Since December I've been writing a weekly column for the Lakeville Journal in northwest CT. I was looking forward to writing about the Crescendo Chorus' tribute to Felix and Fanny Mendelssohn on Sunday afternoon at Trinity Church in Lime Rock but due to schedule conflicts, I only caught the second half, so the paper will not publish these comments. For the record...

What I did hear was a sublime hour of ravishingly beautiful vocal music, interspersed with readings of letters exchanged between brother and sister and some of their circle of friends and family. Both music and letters ranged from poignant to exuberant, with the highlight being Felix's setting of Psalm 100, which calls for a solo quartet in addition to the choir. The soloists included the glorious soprano Julianne Baird, and their blend was exquisitely balanced. The chorus sounded better than I have ever heard them, with a rich, round tone, perfect diction and consistently in fine tune. In Psalm 22 the lines were lean and clear and the eight-part harmonies had both depth and transparency.

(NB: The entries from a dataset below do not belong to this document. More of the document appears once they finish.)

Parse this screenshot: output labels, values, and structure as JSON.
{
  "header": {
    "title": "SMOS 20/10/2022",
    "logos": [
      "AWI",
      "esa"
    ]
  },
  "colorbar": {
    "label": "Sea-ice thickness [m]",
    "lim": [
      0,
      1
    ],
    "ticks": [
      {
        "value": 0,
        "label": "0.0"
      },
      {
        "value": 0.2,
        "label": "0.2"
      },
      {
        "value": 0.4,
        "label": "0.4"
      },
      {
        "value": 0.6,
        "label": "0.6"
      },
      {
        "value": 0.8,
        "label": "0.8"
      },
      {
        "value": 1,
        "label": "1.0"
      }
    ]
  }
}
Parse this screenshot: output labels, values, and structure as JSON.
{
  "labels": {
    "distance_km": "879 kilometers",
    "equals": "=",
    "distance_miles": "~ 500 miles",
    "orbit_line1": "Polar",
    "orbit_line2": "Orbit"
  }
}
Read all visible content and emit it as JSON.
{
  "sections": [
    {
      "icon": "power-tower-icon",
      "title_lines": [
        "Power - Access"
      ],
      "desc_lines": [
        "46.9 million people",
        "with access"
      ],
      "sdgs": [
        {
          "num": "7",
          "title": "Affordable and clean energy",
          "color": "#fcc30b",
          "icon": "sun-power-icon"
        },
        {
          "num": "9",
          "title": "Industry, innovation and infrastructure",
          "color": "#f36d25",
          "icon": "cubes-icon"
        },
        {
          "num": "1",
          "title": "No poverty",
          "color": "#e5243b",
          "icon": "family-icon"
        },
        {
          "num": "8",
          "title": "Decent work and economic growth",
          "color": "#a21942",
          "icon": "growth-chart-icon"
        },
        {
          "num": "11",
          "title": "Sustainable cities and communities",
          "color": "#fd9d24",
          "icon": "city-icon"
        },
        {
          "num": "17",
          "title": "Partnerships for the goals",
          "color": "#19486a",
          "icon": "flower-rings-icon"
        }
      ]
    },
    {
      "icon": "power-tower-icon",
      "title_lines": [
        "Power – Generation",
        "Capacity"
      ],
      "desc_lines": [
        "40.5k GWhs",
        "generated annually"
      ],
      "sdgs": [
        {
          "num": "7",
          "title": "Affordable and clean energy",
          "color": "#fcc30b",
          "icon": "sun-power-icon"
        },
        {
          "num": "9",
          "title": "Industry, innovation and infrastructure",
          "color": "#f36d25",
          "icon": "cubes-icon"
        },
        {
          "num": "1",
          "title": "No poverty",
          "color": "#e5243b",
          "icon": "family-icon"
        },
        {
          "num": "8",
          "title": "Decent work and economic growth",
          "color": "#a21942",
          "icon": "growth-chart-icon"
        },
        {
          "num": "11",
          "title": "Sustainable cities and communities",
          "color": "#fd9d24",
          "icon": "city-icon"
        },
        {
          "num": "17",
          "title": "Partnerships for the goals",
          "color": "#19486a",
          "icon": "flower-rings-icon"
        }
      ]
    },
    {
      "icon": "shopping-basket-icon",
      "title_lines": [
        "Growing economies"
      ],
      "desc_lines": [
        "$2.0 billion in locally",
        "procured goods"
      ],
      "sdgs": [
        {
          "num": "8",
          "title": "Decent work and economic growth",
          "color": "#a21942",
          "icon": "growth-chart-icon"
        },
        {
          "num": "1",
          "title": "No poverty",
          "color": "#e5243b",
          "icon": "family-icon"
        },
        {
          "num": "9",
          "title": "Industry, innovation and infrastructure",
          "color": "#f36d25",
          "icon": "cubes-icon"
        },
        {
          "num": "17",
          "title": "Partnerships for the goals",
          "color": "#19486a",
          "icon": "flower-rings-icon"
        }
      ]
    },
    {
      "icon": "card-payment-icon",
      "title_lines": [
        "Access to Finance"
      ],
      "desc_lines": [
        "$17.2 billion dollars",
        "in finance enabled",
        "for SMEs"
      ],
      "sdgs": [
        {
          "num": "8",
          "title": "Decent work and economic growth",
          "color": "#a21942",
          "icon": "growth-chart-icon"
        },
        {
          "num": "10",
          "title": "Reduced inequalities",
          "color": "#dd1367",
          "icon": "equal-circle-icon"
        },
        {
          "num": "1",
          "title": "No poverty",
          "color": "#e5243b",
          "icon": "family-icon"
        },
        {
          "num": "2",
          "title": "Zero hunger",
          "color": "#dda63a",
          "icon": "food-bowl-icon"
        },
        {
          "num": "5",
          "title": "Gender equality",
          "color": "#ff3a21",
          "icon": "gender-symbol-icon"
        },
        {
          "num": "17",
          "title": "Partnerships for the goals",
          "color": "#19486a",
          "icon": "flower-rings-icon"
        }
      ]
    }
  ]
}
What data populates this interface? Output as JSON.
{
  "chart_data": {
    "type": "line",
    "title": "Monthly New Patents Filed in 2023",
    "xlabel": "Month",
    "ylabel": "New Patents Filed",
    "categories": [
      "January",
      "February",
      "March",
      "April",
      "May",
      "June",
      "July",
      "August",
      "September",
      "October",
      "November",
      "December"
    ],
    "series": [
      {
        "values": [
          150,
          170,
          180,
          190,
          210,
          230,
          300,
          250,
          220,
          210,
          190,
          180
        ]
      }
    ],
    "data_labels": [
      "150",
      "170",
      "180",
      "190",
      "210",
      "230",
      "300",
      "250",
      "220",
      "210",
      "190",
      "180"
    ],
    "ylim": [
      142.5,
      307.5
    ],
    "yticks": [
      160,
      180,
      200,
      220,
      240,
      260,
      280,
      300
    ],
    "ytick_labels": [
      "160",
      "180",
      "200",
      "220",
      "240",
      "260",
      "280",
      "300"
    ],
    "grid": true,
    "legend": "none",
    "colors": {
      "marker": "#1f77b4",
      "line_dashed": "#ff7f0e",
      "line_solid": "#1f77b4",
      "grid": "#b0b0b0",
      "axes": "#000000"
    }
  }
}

The two pieces by Fanny were charming, especially the solo song “Die Nonne,” sung by Ms. Baird and sensitively accompanied by Kevin Jones, but not in the same league as the works of her brother, whose music soars into angelic realms phrase after phrase. Tragically both composers died of strokes in their mid-40's. What might have resulted from longer lives staggers the imagination. The force behind this whole concert was the treasured conductor, Christine Gevert, whose passion and musicality infused all the pieces with drive and spiritually satisfying profundity. Some muddiness of attack and choral pitch crept into Psalm 91 and the Bach chorale that ended the concert, but not enough to disturb the overall impression of thoughtful, careful attention to detail.